As I told Lee, I am not going to defend 20 year old writings of mine, 
especially when they are somewhat out of date to my own understanding of 
the subject.  This was quoted just to try to understand the "allergic" 
reaction Libertarians had to it many years go.

> > If any of you can put yourself in the Libertarian mind mode--do you
> > think
> > this is the part of the article that invoked the response to this
> > article
> > that persisted for at least ten years?
>
>You are asking people to guess at something you purport to be the
>case from ten years ago and say whether they think it is "explained"
>by this dubious attribution of a shared common belief of all/most
>libertarians?   Why?

Because I am trying to understand something that persisted as a mystery to 
me for nearly two decades.  I *think* my understanding it makes sense, but 
want to subject it to the analysis of others.

After reading about Drew Weston's work, I no longer trust myself in such 
matters.  Now if I had a fMRI scan of my brain while reacting to critical 
statements about this understanding and could attach it . . . my 
understanding could *still* be wrong, but at least you would know I had the 
rational parts of my brain engaged and was not just defending a fixed, 
partisan set of memes.

If you want a deeper level . . . no I won't go there.  :-)

> > ""My contention, simply put, is that the evolutionary approach is
> > the only
> > approach in the social and behavioural sciences that deals with
> > why, in an
> > ultimate sense, people behave as they do.

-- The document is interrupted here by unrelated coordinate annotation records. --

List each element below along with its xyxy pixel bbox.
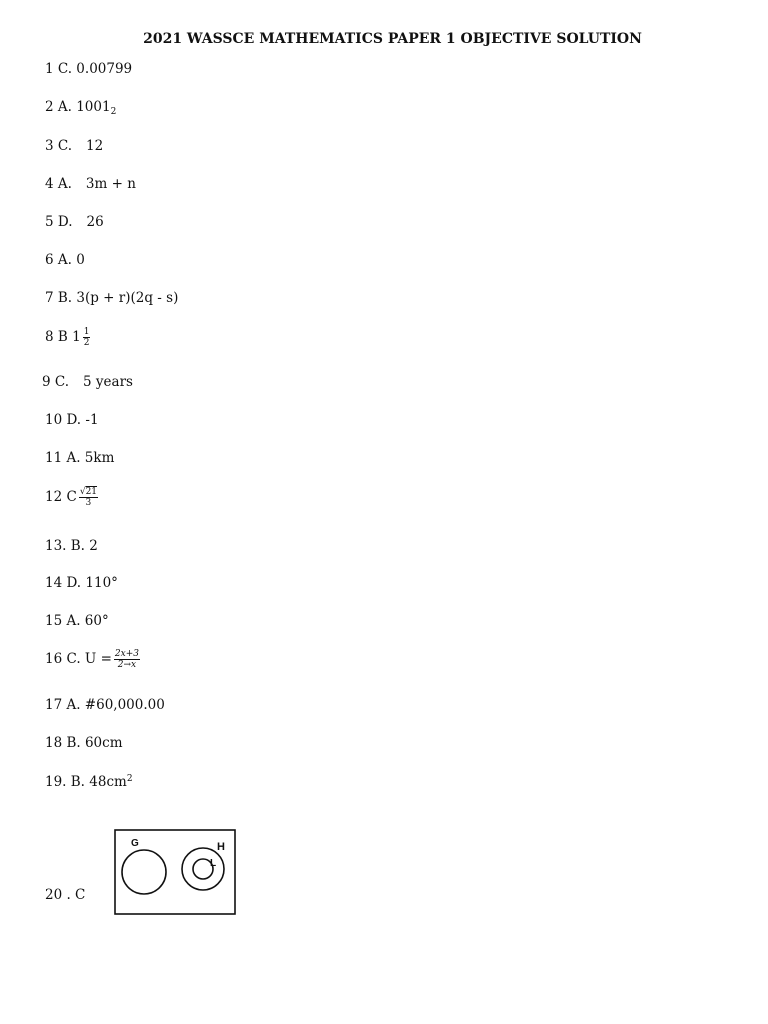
answer-12 <box>45 487 98 509</box>
answer-12-text: 12 C <box>45 489 77 506</box>
answer-3-value: 12 <box>86 138 104 154</box>
answer-5-number: 5 D. <box>45 214 73 230</box>
answer-5 <box>45 216 104 230</box>
answer-9 <box>42 376 133 390</box>
answer-5-value: 26 <box>86 214 104 230</box>
answer-1: 1 C. 0.00799 <box>45 61 133 77</box>
answer-8-text: 8 B 1 <box>45 329 81 346</box>
answer-12-radicand: 21 <box>85 487 98 497</box>
answer-15: 15 A. 60° <box>45 613 109 629</box>
venn-diagram <box>114 829 236 915</box>
answer-8-fraction <box>83 327 91 349</box>
answer-11: 11 A. 5km <box>45 450 115 466</box>
answer-16-text: 16 C. U = <box>45 651 112 668</box>
answer-14: 14 D. 110° <box>45 575 118 591</box>
answer-2-text: 2 A. 1001 <box>45 99 111 115</box>
venn-label-h: H <box>217 841 225 853</box>
answer-3 <box>45 140 103 154</box>
sqrt-sign: √ <box>79 487 86 497</box>
answer-3-number: 3 C. <box>45 138 73 154</box>
answer-19-text: 19. B. 48cm <box>45 774 127 790</box>
answer-6: 6 A. 0 <box>45 252 85 268</box>
venn-label-g: G <box>131 838 139 849</box>
answer-9-number: 9 C. <box>42 374 70 390</box>
answer-4-number: 4 A. <box>45 176 72 192</box>
answer-16 <box>45 649 140 671</box>
answer-19 <box>45 775 133 790</box>
answer-9-value: 5 years <box>83 374 133 390</box>
venn-label-l: L <box>210 858 217 869</box>
answer-13: 13. B. 2 <box>45 538 98 554</box>
answer-20: 20 . C <box>45 887 86 903</box>
answer-16-numerator: 2x+3 <box>114 649 139 659</box>
answer-16-fraction <box>114 649 140 671</box>
answer-4 <box>45 178 136 192</box>
answer-10: 10 D. -1 <box>45 412 99 428</box>
answer-18: 18 B. 60cm <box>45 735 123 751</box>
answer-19-superscript: 2 <box>126 774 133 784</box>
answer-4-value: 3m + n <box>85 176 136 192</box>
answer-8 <box>45 327 90 349</box>
answer-16-denominator: 2→x <box>117 660 137 671</box>
page-title: 2021 WASSCE MATHEMATICS PAPER 1 OBJECTIVE SOLUTION <box>143 31 642 47</box>
answer-12-denominator: 3 <box>85 498 92 509</box>
answer-8-numerator: 1 <box>83 327 90 337</box>
answer-17: 17 A. #60,000.00 <box>45 697 165 713</box>
answer-2-subscript: 2 <box>110 107 117 117</box>
answer-12-numerator <box>79 487 98 498</box>
answer-2 <box>45 101 116 117</box>
answer-7: 7 B. 3(p + r)(2q - s) <box>45 290 179 306</box>
answer-8-denominator: 2 <box>83 338 90 349</box>
answer-12-fraction <box>79 487 98 509</box>
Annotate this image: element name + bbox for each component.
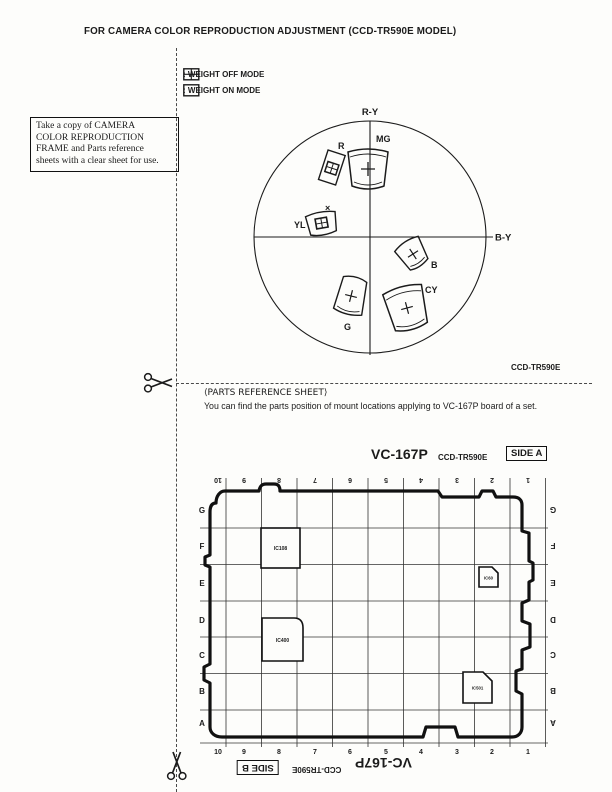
col-label-bottom: 5	[384, 749, 388, 756]
row-label-right: G	[549, 505, 557, 514]
ic60-label: IC60	[483, 575, 494, 581]
col-label-bottom: 3	[455, 749, 459, 756]
board-grid-diagram	[185, 470, 565, 770]
weight-off-label: : WEIGHT OFF MODE	[183, 70, 265, 79]
side-b-badge: SIDE B	[237, 760, 279, 775]
scope-model-label: CCD-TR590E	[511, 363, 561, 372]
ic-components	[261, 528, 498, 703]
scissors-icon	[143, 371, 175, 395]
board-model-label: CCD-TR590E	[438, 453, 488, 462]
ic400-label: IC400	[275, 638, 290, 644]
col-label-top: 6	[348, 476, 352, 483]
target-label-b: B	[431, 260, 438, 270]
target-g	[333, 274, 370, 318]
note-line: COLOR REPRODUCTION	[36, 132, 144, 143]
bottom-board-label: VC-167P	[355, 755, 412, 771]
col-label-bottom: 6	[348, 749, 352, 756]
row-label-right: D	[550, 615, 556, 624]
side-a-badge: SIDE A	[506, 446, 547, 461]
instruction-note-box	[30, 117, 179, 172]
row-label-left: G	[198, 506, 206, 515]
weight-off-icon	[183, 68, 200, 81]
row-label-left: D	[199, 616, 205, 625]
row-label-left: B	[199, 687, 205, 696]
target-r	[318, 150, 345, 185]
note-line: sheets with a clear sheet for use.	[36, 155, 159, 166]
target-label-g: G	[344, 322, 352, 332]
vectorscope-diagram	[230, 103, 520, 369]
col-label-bottom: 8	[277, 749, 281, 756]
note-line: FRAME and Parts reference	[36, 144, 144, 155]
row-label-left: F	[199, 542, 205, 551]
col-label-top: 1	[526, 476, 530, 483]
target-label-mg: MG	[376, 134, 391, 144]
vectorscope-axes	[254, 121, 493, 355]
row-label-right: C	[550, 650, 556, 659]
col-label-top: 8	[277, 476, 281, 483]
weight-on-icon	[183, 84, 200, 97]
axis-label-by: B-Y	[495, 232, 512, 244]
col-label-bottom: 7	[313, 749, 317, 756]
legend-weight-on	[183, 86, 260, 95]
row-label-left: E	[199, 579, 205, 588]
bottom-model-label: CCD-TR590E	[292, 765, 342, 774]
grid-row-labels-right	[550, 505, 556, 727]
parts-sheet-heading: ⟨PARTS REFERENCE SHEET⟩	[204, 388, 328, 398]
grid-row-labels-left	[199, 506, 205, 728]
ic501-label: IC501	[471, 685, 484, 691]
horizontal-cut-line	[176, 383, 592, 384]
row-label-right: A	[550, 718, 556, 727]
row-label-right: B	[550, 686, 556, 695]
axis-label-ry: R-Y	[361, 107, 379, 118]
col-label-top: 10	[214, 476, 222, 483]
scissors-icon	[165, 749, 189, 781]
col-label-bottom: 9	[242, 749, 246, 756]
col-label-top: 5	[384, 476, 388, 483]
col-label-top: 4	[419, 476, 423, 483]
target-yl	[305, 210, 339, 238]
weight-on-label: : WEIGHT ON MODE	[183, 86, 261, 95]
legend-weight-off	[183, 70, 264, 79]
board-name: VC-167P	[371, 446, 428, 462]
grid-lines	[200, 478, 548, 747]
col-label-bottom: 2	[490, 749, 494, 756]
row-label-left: A	[199, 719, 205, 728]
col-label-top: 9	[242, 476, 246, 483]
parts-sheet-description: You can find the parts position of mount locations applying to VC-167P board of a set.	[204, 401, 538, 411]
col-label-top: 7	[313, 476, 317, 483]
page-title: FOR CAMERA COLOR REPRODUCTION ADJUSTMENT (CCD-TR590E MODEL)	[84, 26, 457, 37]
col-label-top: 2	[490, 476, 494, 483]
ic108-label: IC108	[273, 546, 288, 552]
col-label-bottom: 1	[526, 749, 530, 756]
row-label-left: C	[199, 651, 205, 660]
col-label-top: 3	[455, 476, 459, 483]
target-b	[393, 234, 432, 273]
target-label-yl: YL	[294, 220, 306, 230]
x-mark: ×	[325, 203, 331, 213]
target-mg	[348, 149, 388, 189]
col-label-bottom: 4	[419, 749, 423, 756]
target-label-cy: CY	[425, 285, 438, 295]
target-label-r: R	[338, 141, 345, 151]
row-label-right: F	[550, 541, 556, 550]
note-line: Take a copy of CAMERA	[36, 121, 136, 131]
col-label-bottom: 10	[214, 749, 222, 756]
row-label-right: E	[550, 578, 556, 587]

As such, it often unmasks
> > the
> > universal hypocrisies of our species, peering behind self-serving
> > notions
> > about our moral and social values to reveal the darker side of human
> > nature." (Silverman 2003)
>
> > It may be to late to do anything about the hundreds of millions or
> > billions
> > of deaths event(s) even if everybody understood the EP reasons
> > behind it.
>
>Do you have any positive tools from your study of EP beyond dark
>understanding of the seeming inevitability of it all?

Yes.  The situation is analogous to being in a truck hurtling toward a 
cliff.  Apply the brakes!

In my war paper I connect the fading out of the IRA to the *Irish women* 
who a generation ago cut the population growth to where economic growth got 
ahead of population growth.  It is my clam based on EP that this damped 
down the gain on memes supporting the IRA.

Of course this happened long before anyone had a clue about EP.

The problem with the situation in much of the Islamic world is like being 
in a truck doing 70 mph and only 50 feet from the brink.  Even if you 
understand the problem, can you do anything about it?

>How can we
>unprogram, reprogram or channel our programming into less disastrous
>outcomes?

I don't know.

I am not even certain that my EP based analysis is accurate.  More critical 
thought in this area would sure help.  Formal simulation models would also 
be of great value.  If someone would like to collaborate on a model let me 
know.

If this EP based model is correct, and you want to save the current 
population from a huge die back, then economic growth faster than 
population growth is the only way I can see to raise the income per capita 
and shut off war mode.

Nanotechnology in the self replicating mode would do that.

Can it happen in time?

Can we do anything to make it happen faster?